Dijo que la noche cuando salió huyendo en la Vaca Sagrada, el avión presidencial, en horas de la madrugada, camino de Ciudad Trujillo, no era por cobarde, sino para evitar un baño de sangre. Sostuvo que el mito de la corrupción de su gobierno era un invento de los adecos. Sentenció, con serenidad absoluta que la tragedia de Venezuela eran los civiles y afirmó que Rómulo Gallegos no era un hombre de disciplina porque se lo pasaba conversando de “cosas que no existen: de novelas”. Por eso tuvieron que derrocarlo. Al final agregó que menos mal que por ahí venía un muchacho –un teniente coronel– llamado Hugo Rafael Chávez que iba a regresar a Venezuela al orden militar y acabar con el “bochinche” que habían traído los políticos civiles.

Por suerte para todos, García Márquez registró aquellos días felices que lamentablemente perdimos con Hugo Chávez y sus acólitos que nos retrocedieron a la era del autoritarismo militar.
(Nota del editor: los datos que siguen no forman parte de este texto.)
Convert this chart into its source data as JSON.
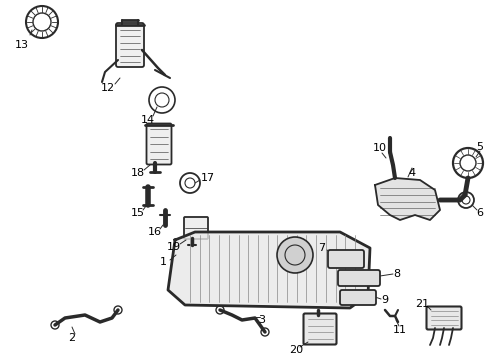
{
  "background_color": "#ffffff",
  "line_color": "#2a2a2a",
  "text_color": "#000000",
  "fig_width": 4.89,
  "fig_height": 3.6,
  "dpi": 100
}
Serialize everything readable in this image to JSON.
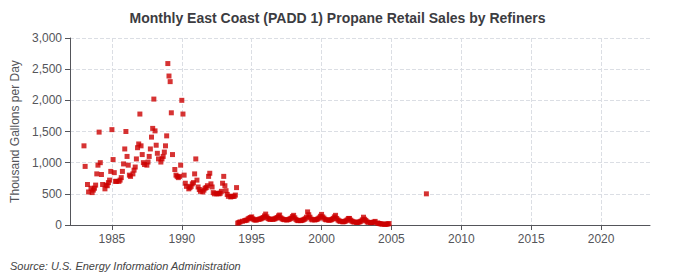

Pero las frases de García Márquez quedarán para siempre en nuestros corazones: “El pueblo recupera la calle. Venezuela la libertad”.

Esa es la asignatura pendiente en el país 66 años después. Ojalá y podamos presenciar el avión donde el tirano Nicolás Maduro huirá en la madrugada por el cielo de Caracas camino de La Habana.

Si logro ser testigo de este derrocamiento indispensable para nuestra patria y nuestro regreso a la vida civilizada, escribiré un texto alegre, desmesuradamente feliz, como homenaje al gran Gabo, quien junto a otros dos colombianos también en la revista Momento –el periodista Plinio Apuleyo Mendoza y el fotógrafo Leo Matiz– que cubrieron juntos nuestro 23 de enero. Claro, lo sé, sin su talento.